In the quietude, he wishes now for a good book about the river. Perhaps the translation of Eternal Kaveri by T. Janakiraman and Chitti, to know as the subtitle suggests, ‘the story of a river’. Or another book by the same name, documenting the historical sites along the river. Even, It Happened Along the Kaveri, a recent publication touted as a delightful travel book replete with the requisite anecdotes and trivia. Would he have understood the river a little better then? Would he have known the river in its essence as the otter and fisher on the coracle, perhaps do, everyday? Maybe he would have. But the book he carries with him, the book that he finds absorbing, now, by the river, is Fictions by Jorge Luis Borges. Fictions. What can one learn about a river from mere fictions?

He is dissatisfied with all his metaphors of the river, distressed even at his attempt to describe the river thus. Line, braid, network, tree, tap—really? Is that all he can come up with? He is disgusted with his ideas, his scrawls in his notebook.

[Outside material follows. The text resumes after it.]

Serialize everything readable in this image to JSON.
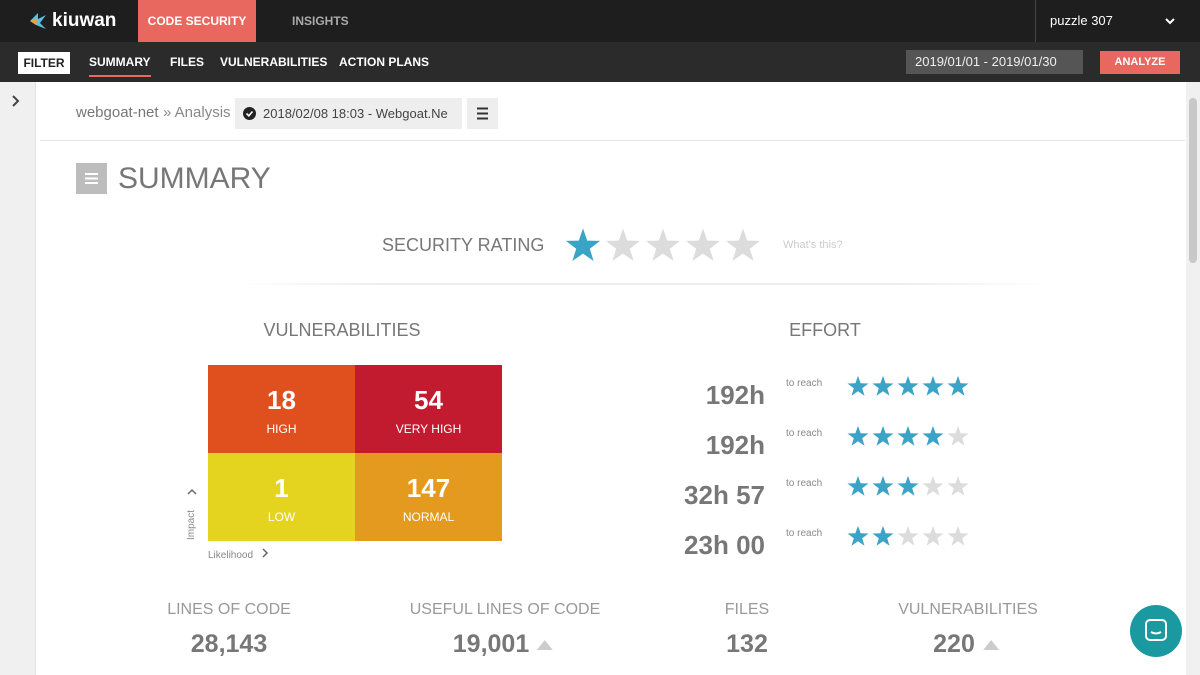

The river is a great engine of life, energised by the sun’s fire, the wind’s breath, the cloud’s sweat, the pull of earth, and the touch of mountains. An elemental, spinning circle of water, air, earth, and fire, that distils the alchemy of ethereal life. His eyes on the ever-moving current—water in him, in the air, in the earth—all moving, melding, dissolving, he wonders how one can pin down in words something so fluid, so full of movement? It is like trying to hold a fistful of water; the tighter he clutches at it, the more it slips away.

Finally, it is in Borges that he finds his answer. In the story ‘Tlön, Uqbar, Orbis Tertius’, where Borges writes about an imaginary realm of idealistic nations, Tlön, a world whose language and everything derived from language is suffused with idealism. For Tlön’s people, Borges writes:

the world is not an amalgam of objects in space; it is a heterogeneous series of independent acts—the world is successive, temporal, but not spatial.

Consequently, in their language, the “conjectural Ursprache” of Tlön, there are no nouns. There are “only impersonal verbs, modified by monosyllabic suffixes (or prefixes) functioning as adverbs.” There is no noun like moon, Borges writes, but there is a verb that in English would be “to moonate” or “enmoon”. In Tlön, one does not say “The moon rose above the river.” One would avoid nouns altogether, and say: “Upward, behind the onstreaming it mooned.” Imagine that, he thinks, a river not as a noun, or an object of human consumption, but as a verb, a ceaseless flowing part of a community of ever-flowing life.

Ah, yes! That is it: exactly, perfectly, it!

It is so the onstreaming engines on, sunblazing, windbreathing, condensing, earthpulled, and hillblocked. It is so in circlespinning, watered and aired and fired and earthed. It is so the onstreaming ethereally alchemises into lifesparking.

As it sundowned, watching: downward, behind the onstreaming, it flamed.